THE BIRDWATCHER: Watch This Exclusive Clip From The Canadian Family Drama

Editor, News; Toronto, Canada (@Mack_SAnarchy)
THE BIRDWATCHER: Watch This Exclusive Clip From The Canadian Family Drama

The Toronto engagement for Siobhan Devine's family drama The Birdwatcher begins at the Carlton Imagine Cinema on November 18th. Devine will be coming to town to attend opening weekend screenings of her feature film debut. 

ScreenAnarchy has an exclusive clip to share with you which you can watch below. In the clip it looks early on in the film and Saffron is checking out her tent. There would appear to still be a lot of distance between her and her birth mother. 

Saffron (Camille Sullivan) is a dying single-mom with limited options for her two children. Her sole biological kin is a misanthropic ornithologist (Gabrielle Rose above) who gave her up for adoption at birth and avoided contact thereafter.

A social worker, Saffron knows the state-sponsored fate that can await orphaned older children. And she is driven by desperation and determination to find her mother and leave a family legacy to her temperamental teen daughter Lucy (Matreya Fedor) and enthusiastically precocious eight-year-old son Jonah (Jakob Davies).

Online investigation turns up Birdy, a famous ornithologist who has created a blog as a way of connecting with admirers while avoiding human contact.

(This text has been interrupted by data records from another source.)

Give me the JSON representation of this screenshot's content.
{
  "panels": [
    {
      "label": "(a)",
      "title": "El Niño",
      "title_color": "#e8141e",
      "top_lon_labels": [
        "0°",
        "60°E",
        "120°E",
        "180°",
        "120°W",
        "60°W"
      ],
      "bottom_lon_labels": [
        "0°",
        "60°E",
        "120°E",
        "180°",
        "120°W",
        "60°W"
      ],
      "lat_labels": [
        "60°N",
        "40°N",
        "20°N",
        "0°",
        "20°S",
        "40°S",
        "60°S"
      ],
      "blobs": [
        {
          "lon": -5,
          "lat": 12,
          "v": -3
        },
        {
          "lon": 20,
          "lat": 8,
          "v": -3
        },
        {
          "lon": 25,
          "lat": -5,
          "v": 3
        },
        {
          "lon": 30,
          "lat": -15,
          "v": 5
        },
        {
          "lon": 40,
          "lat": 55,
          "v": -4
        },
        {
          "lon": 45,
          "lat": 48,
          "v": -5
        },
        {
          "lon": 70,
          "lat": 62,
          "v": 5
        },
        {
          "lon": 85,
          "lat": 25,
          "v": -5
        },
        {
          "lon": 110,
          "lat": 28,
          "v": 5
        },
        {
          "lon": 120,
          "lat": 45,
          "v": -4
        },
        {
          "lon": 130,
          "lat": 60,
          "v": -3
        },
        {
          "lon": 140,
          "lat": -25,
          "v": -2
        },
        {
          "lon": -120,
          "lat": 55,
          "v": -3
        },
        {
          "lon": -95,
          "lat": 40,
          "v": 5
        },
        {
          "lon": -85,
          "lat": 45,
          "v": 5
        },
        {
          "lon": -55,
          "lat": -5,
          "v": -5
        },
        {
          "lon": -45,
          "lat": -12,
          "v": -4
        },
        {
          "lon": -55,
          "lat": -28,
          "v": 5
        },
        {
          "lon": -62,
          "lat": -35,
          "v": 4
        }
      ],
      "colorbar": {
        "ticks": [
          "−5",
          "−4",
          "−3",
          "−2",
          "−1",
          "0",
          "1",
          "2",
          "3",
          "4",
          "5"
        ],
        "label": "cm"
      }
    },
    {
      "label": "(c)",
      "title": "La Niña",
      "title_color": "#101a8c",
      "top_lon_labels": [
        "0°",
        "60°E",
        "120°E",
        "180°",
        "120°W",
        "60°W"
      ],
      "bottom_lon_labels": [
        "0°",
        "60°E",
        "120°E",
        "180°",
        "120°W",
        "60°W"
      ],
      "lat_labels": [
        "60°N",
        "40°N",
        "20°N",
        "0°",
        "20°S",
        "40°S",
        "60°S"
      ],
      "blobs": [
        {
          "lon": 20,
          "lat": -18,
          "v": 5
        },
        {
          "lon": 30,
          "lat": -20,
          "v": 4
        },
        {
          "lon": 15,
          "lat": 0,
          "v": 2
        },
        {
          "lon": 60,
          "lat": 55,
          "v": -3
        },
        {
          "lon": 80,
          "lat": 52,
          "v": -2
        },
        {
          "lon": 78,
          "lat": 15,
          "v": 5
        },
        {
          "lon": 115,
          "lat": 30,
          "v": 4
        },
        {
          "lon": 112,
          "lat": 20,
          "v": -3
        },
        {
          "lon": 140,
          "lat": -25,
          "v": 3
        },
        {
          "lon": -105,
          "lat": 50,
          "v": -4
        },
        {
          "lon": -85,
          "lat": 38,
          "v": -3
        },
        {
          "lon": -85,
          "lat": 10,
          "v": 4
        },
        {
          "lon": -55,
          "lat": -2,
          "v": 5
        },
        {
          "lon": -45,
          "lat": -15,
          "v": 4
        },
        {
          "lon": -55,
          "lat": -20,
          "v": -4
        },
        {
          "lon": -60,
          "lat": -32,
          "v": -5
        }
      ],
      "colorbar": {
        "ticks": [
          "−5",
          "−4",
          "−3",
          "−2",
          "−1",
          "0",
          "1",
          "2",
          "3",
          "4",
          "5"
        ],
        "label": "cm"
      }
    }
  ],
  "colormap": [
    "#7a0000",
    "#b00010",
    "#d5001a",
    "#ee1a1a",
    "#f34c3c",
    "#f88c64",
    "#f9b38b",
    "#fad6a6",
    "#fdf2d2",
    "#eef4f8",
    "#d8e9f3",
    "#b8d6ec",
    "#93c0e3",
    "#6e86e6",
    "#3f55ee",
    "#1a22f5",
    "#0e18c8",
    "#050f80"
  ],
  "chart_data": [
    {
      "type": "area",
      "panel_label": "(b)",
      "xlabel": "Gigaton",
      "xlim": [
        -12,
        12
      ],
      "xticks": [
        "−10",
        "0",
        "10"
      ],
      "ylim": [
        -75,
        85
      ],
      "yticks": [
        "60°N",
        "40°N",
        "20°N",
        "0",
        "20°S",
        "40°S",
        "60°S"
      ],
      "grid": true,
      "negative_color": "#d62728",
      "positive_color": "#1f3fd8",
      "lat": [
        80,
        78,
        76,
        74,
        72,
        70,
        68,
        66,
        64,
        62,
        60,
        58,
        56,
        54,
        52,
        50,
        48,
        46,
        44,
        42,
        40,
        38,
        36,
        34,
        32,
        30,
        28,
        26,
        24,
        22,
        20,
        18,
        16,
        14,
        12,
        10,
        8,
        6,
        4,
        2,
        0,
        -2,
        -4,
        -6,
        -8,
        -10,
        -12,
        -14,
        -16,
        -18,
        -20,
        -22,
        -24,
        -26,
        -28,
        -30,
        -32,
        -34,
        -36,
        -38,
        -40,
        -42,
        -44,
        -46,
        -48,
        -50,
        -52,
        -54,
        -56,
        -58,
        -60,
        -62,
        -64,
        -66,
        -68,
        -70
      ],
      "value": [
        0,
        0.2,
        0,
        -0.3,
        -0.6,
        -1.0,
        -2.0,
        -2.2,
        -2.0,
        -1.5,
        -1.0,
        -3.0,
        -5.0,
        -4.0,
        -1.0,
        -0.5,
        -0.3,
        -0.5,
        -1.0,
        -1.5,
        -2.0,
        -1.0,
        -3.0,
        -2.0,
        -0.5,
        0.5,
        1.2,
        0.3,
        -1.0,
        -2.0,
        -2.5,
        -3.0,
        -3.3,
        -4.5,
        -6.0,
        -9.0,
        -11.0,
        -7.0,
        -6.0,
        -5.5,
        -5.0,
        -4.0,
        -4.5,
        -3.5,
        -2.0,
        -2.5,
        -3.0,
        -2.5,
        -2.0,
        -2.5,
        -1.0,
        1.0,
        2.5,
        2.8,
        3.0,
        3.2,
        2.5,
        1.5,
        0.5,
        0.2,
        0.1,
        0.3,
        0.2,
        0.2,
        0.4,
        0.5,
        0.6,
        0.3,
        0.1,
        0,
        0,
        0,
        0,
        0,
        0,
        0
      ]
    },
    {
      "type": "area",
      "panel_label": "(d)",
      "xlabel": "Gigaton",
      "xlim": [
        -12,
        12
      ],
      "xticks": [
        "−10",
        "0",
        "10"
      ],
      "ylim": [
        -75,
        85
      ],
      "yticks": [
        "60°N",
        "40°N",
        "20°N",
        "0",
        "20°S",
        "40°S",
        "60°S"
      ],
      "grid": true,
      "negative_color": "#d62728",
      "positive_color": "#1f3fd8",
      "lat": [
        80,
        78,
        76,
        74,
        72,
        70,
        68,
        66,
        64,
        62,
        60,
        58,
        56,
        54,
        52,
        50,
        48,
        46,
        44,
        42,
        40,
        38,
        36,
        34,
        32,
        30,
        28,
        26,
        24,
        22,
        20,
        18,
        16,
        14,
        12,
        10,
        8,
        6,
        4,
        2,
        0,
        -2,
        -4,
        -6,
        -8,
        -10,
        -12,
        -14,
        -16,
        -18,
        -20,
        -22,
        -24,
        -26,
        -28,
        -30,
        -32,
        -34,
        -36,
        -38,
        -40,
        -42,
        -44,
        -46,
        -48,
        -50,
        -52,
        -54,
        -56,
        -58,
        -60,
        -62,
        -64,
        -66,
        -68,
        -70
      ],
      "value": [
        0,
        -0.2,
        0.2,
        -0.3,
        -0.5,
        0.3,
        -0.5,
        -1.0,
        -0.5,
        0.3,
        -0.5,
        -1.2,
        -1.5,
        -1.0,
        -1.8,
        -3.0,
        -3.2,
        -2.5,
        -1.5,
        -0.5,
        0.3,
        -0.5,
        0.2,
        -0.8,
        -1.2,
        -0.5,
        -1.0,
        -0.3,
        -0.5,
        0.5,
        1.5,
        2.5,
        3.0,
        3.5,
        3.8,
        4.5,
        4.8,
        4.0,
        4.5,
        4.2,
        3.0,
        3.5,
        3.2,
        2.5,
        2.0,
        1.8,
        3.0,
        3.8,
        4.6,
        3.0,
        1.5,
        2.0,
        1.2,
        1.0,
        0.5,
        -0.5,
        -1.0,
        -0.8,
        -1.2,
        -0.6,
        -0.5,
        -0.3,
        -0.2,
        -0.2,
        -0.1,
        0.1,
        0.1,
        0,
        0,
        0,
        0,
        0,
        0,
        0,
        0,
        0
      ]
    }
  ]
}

Her quirks are patiently abided by her devoted and more social husband Finch (Garwin Sanford) an artist who shares her life of birdwatching in the B.C. forest while living out of an R.V. in a camping park.

However, Birdy and Finch’s self-contained, somewhat hermit-like paradise is shaken one weekend by the arrival of a family of three tenters. What follows is the opposite of a “lost weekend,” a weekend of discovery, of personal clashes and surprise synchronicities.

We also really respect and appreciate the director's statement that came along with the clip too. ScreenAnarchy backs the rise of women filmmakers around the world. It is especially nice when we here in Canada can support Canadian talent too. 

“The first thing that struck me about the script was that its characters were almost all women,” says the Vancouver-based Devine. “They were strong women, normal women, trying to live out their lives, mistakes and all.
 
“What is isn’t, is a movie about cancer,” she says. “It’s about a woman seeking her birth mother about how they relate to each other, as strangers at first, and then as mother-daughter.” Devine continues “I do think that women have a different way of looking at the world and each other. I like to think of it, not so much as three-dimensional way, but an 18-dimensional way.”